We met in 2003 in Reggio Emilia, Italy, at an improvisation workshop with cellist Vincent Courtois. Right after we started to play together both in groups and as a duo, exploring 20th and 21st century repertoire, as well as improvisation and even projects with pop/indie bands. Around 2004-2005 we moved to Paris where we shared more musical adventures, especially while joining the Dedalus ensemble. Our work with Pascale Criton, Éliane Radigue and Philip Corner resulted in a special repertoire for our duo, where our personal creative process could find place in the collaboration with these composers.

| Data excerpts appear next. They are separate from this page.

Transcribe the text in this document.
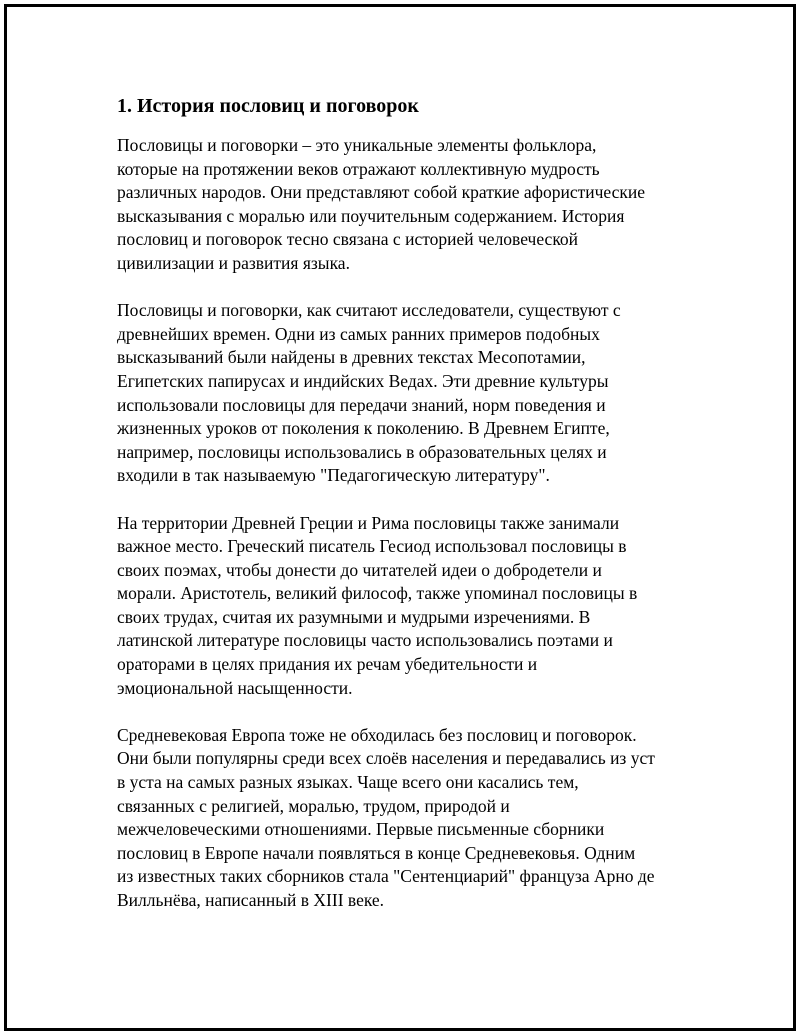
1. История пословиц и поговорок

Пословицы и поговорки – это уникальные элементы фольклора,
которые на протяжении веков отражают коллективную мудрость
различных народов. Они представляют собой краткие афористические
высказывания с моралью или поучительным содержанием. История
пословиц и поговорок тесно связана с историей человеческой
цивилизации и развития языка.

Пословицы и поговорки, как считают исследователи, существуют с
древнейших времен. Одни из самых ранних примеров подобных
высказываний были найдены в древних текстах Месопотамии,
Египетских папирусах и индийских Ведах. Эти древние культуры
использовали пословицы для передачи знаний, норм поведения и
жизненных уроков от поколения к поколению. В Древнем Египте,
например, пословицы использовались в образовательных целях и
входили в так называемую "Педагогическую литературу".

На территории Древней Греции и Рима пословицы также занимали
важное место. Греческий писатель Гесиод использовал пословицы в
своих поэмах, чтобы донести до читателей идеи о добродетели и
морали. Аристотель, великий философ, также упоминал пословицы в
своих трудах, считая их разумными и мудрыми изречениями. В
латинской литературе пословицы часто использовались поэтами и
ораторами в целях придания их речам убедительности и
эмоциональной насыщенности.

Средневековая Европа тоже не обходилась без пословиц и поговорок.
Они были популярны среди всех слоёв населения и передавались из уст
в уста на самых разных языках. Чаще всего они касались тем,
связанных с религией, моралью, трудом, природой и
межчеловеческими отношениями. Первые письменные сборники
пословиц в Европе начали появляться в конце Средневековья. Одним
из известных таких сборников стала "Сентенциарий" француза Арно де
Вилльнёва, написанный в XIII веке.
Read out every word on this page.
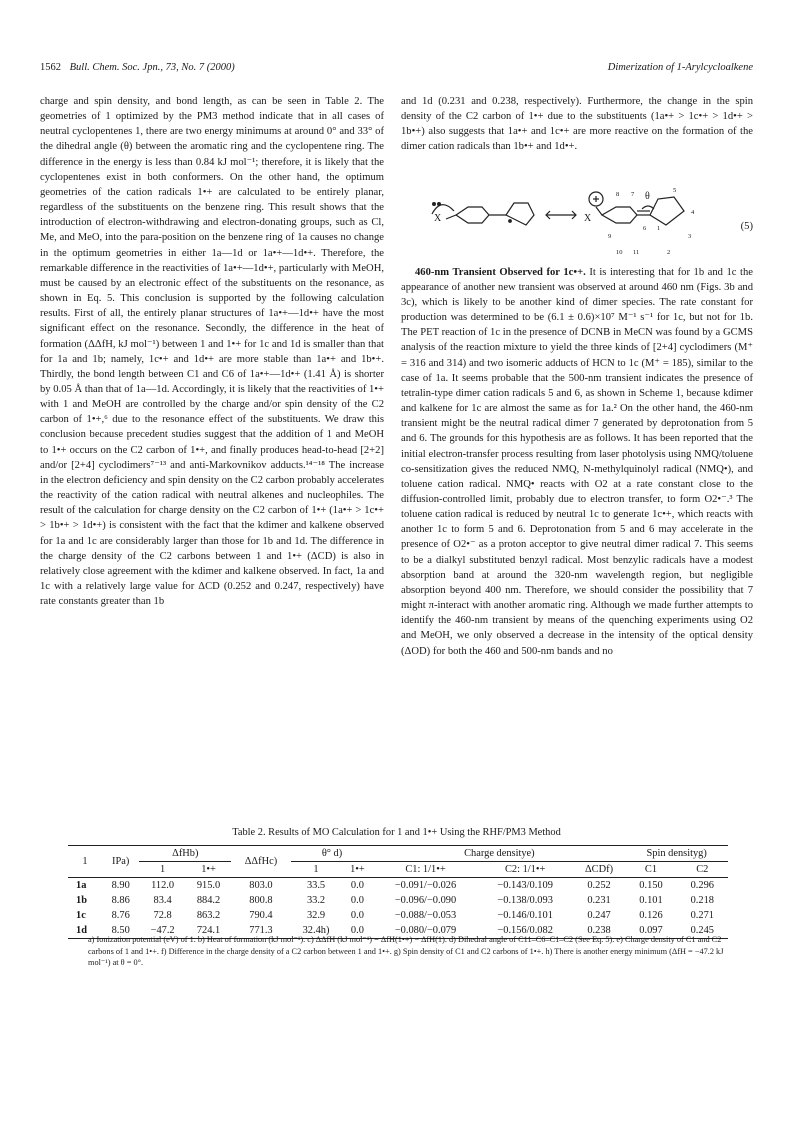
1562 Bull. Chem. Soc. Jpn., 73, No. 7 (2000)	Dimerization of 1-Arylcycloalkene

charge and spin density, and bond length, as can be seen in Table 2. The geometries of 1 optimized by the PM3 method indicate that in all cases of neutral cyclopentenes 1, there are two energy minimums at around 0° and 33° of the dihedral angle (θ) between the aromatic ring and the cyclopentene ring. The difference in the energy is less than 0.84 kJ mol⁻¹; therefore, it is likely that the cyclopentenes exist in both conformers. On the other hand, the optimum geometries of the cation radicals 1•+ are calculated to be entirely planar, regardless of the substituents on the benzene ring. This result shows that the introduction of electron-withdrawing and electron-donating groups, such as Cl, Me, and MeO, into the para-position on the benzene ring of 1a causes no change in the optimum geometries in either 1a—1d or 1a•+—1d•+. Therefore, the remarkable difference in the reactivities of 1a•+—1d•+, particularly with MeOH, must be caused by an electronic effect of the substituents on the resonance, as shown in Eq. 5. This conclusion is supported by the following calculation results. First of all, the entirely planar structures of 1a•+—1d•+ have the most significant effect on the resonance. Secondly, the difference in the heat of formation (ΔΔfH, kJ mol⁻¹) between 1 and 1•+ for 1c and 1d is smaller than that for 1a and 1b; namely, 1c•+ and 1d•+ are more stable than 1a•+ and 1b•+. Thirdly, the bond length between C1 and C6 of 1a•+—1d•+ (1.41 Å) is shorter by 0.05 Å than that of 1a—1d. Accordingly, it is likely that the reactivities of 1•+ with 1 and MeOH are controlled by the charge and/or spin density of the C2 carbon of 1•+,⁶ due to the resonance effect of the substituents. We draw this conclusion because precedent studies suggest that the addition of 1 and MeOH to 1•+ occurs on the C2 carbon of 1•+, and finally produces head-to-head [2+2] and/or [2+4] cyclodimers⁷⁻¹³ and anti-Markovnikov adducts.¹⁴⁻¹⁸ The increase in the electron deficiency and spin density on the C2 carbon probably accelerates the reactivity of the cation radical with neutral alkenes and nucleophiles. The result of the calculation for charge density on the C2 carbon of 1•+ (1a•+ > 1c•+ > 1b•+ > 1d•+) is consistent with the fact that the kdimer and kalkene observed for 1a and 1c are considerably larger than those for 1b and 1d. The difference in the charge density of the C2 carbons between 1 and 1•+ (ΔCD) is also in relatively close agreement with the kdimer and kalkene observed. In fact, 1a and 1c with a relatively large value for ΔCD (0.252 and 0.247, respectively) have rate constants greater than 1b

and 1d (0.231 and 0.238, respectively). Furthermore, the change in the spin density of the C2 carbon of 1•+ due to the substituents (1a•+ > 1c•+ > 1d•+ > 1b•+) also suggests that 1a•+ and 1c•+ are more reactive on the formation of the dimer cation radicals than 1b•+ and 1d•+.

X	X
θ
8 7
5
4
3
1
6
9
10 11	2
(5)

460-nm Transient Observed for 1c•+. It is interesting that for 1b and 1c the appearance of another new transient was observed at around 460 nm (Figs. 3b and 3c), which is likely to be another kind of dimer species. The rate constant for production was determined to be (6.1 ± 0.6)×10⁷ M⁻¹ s⁻¹ for 1c, but not for 1b. The PET reaction of 1c in the presence of DCNB in MeCN was found by a GCMS analysis of the reaction mixture to yield the three kinds of [2+4] cyclodimers (M⁺ = 316 and 314) and two isomeric adducts of HCN to 1c (M⁺ = 185), similar to the case of 1a. It seems probable that the 500-nm transient indicates the presence of tetralin-type dimer cation radicals 5 and 6, as shown in Scheme 1, because kdimer and kalkene for 1c are almost the same as for 1a.² On the other hand, the 460-nm transient might be the neutral radical dimer 7 generated by deprotonation from 5 and 6. The grounds for this hypothesis are as follows. It has been reported that the initial electron-transfer process resulting from laser photolysis using NMQ/toluene co-sensitization gives the reduced NMQ, N-methylquinolyl radical (NMQ•), and toluene cation radical. NMQ• reacts with O2 at a rate constant close to the diffusion-controlled limit, probably due to electron transfer, to form O2•⁻.³ The toluene cation radical is reduced by neutral 1c to generate 1c•+, which reacts with another 1c to form 5 and 6. Deprotonation from 5 and 6 may accelerate in the presence of O2•⁻ as a proton acceptor to give neutral dimer radical 7. This seems to be a dialkyl substituted benzyl radical. Most benzylic radicals have a modest absorption band at around the 320-nm wavelength region, but negligible absorption beyond 400 nm. Therefore, we should consider the possibility that 7 might π-interact with another aromatic ring. Although we made further attempts to identify the 460-nm transient by means of the quenching experiments using O2 and MeOH, we only observed a decrease in the intensity of the optical density (ΔOD) for both the 460 and 500-nm bands and no

Table 2. Results of MO Calculation for 1 and 1•+ Using the RHF/PM3 Method
1	IPa)	ΔfHb)		ΔΔfHc)	θ° d)		Charge densitye)			Spin densityg)	
		1	1•+		1	1•+	C1: 1/1•+	C2: 1/1•+	ΔCDf)	C1	C2
1a	8.90	112.0	915.0	803.0	33.5	0.0	−0.091/−0.026	−0.143/0.109	0.252	0.150	0.296
1b	8.86	83.4	884.2	800.8	33.2	0.0	−0.096/−0.090	−0.138/0.093	0.231	0.101	0.218
1c	8.76	72.8	863.2	790.4	32.9	0.0	−0.088/−0.053	−0.146/0.101	0.247	0.126	0.271
1d	8.50	−47.2	724.1	771.3	32.4h)	0.0	−0.080/−0.079	−0.156/0.082	0.238	0.097	0.245
a) Ionization potential (eV) of 1. b) Heat of formation (kJ mol⁻¹). c) ΔΔfH (kJ mol⁻¹) = ΔfH(1•+) − ΔfH(1). d) Dihedral angle of C11–C6–C1–C2 (See Eq. 5). e) Charge density of C1 and C2 carbons of 1 and 1•+. f) Difference in the charge density of a C2 carbon between 1 and 1•+. g) Spin density of C1 and C2 carbons of 1•+. h) There is another energy minimum (ΔfH = −47.2 kJ mol⁻¹) at θ = 0°.
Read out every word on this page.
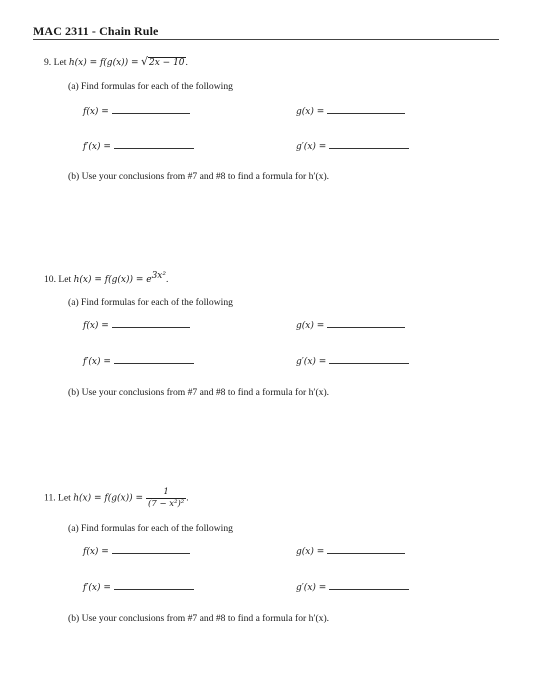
MAC 2311 - Chain Rule
9. Let h(x) = f(g(x)) = √2x − 10.
(a) Find formulas for each of the following
f(x) =	g(x) =
f′(x) =	g′(x) =
(b) Use your conclusions from #7 and #8 to find a formula for h′(x).
10. Let $h(x) = f(g(x)) = e^{3x^2}$.
(a) Find formulas for each of the following
f(x) =	g(x) =
f′(x) =	g′(x) =
(b) Use your conclusions from #7 and #8 to find a formula for h′(x).
11. Let $h(x) = f(g(x)) = \frac{1}{\text{(7 − x²)²}}$ .
(a) Find formulas for each of the following
f(x) =	g(x) =
f′(x) =	g′(x) =
(b) Use your conclusions from #7 and #8 to find a formula for h′(x).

- For the festival, you will be performing Canti de guerra…What’s the story behind this project? What has the process been like, from conception to live presentation?
Some years ago we introduced reinterpretations of Italian folk songs into our contemporary music projects, especially the ones sung by choirs of female rice field workers, called Mondine or Mondariso. Our exploration of the sound and style of this repertoire became a game of reinvention and transformation, with our voices and instruments as polyphonic elements to amplify and enhance vocal or structural aspects. Beside the song arrangements, this work brought us to create new compositions related to this tradition, but also rooted in our experience in contemporary musical experimentation. We were born in the Italian region called Emilia. In this area, rural culture has deep roots and it was part of our experience as children. Both the emancipation of working-class women and the partisan Resistance in World War II have an important place in local history. Touched by the evocative power of these female voices and the strength of their life experience, we sketched an emotional territory where our relationship with the geographical and historical coordinates of Emilia resonates with other sounds, other places.
Do you feel like working with these traditional songs has influenced your musical process?
The voices of the Mondine are very powerful, their texts full of meaning. This force in their music guided us in our own “translations” of these songs. It is something that the public can feel during the concerts. This music used to be the music of the people and we hope it can still be felt like that! It was music of everyday life and this element has definitely opened new possibilities to our own creativity, as well as in the way we share this music with an audience.
What other projects do you each have going on at the moment?
Silvia has just presented “Coralli” a new electroacoustic solo in New York and Chicago. After releasing her first song-based album Mi specchio e rifletto in 2020, she will be back in the studio this summer to record a new album.
Deborah will premiere a new piece by Éliane Radigue in Zurich in April, together with the singer Marianne Schuppe, as well as a co-composed piece. She is also working with pianist Chiara Saccone on “Methods for playing”, a project around the work of the Fluxus Italian composer Giuseppe Chiari.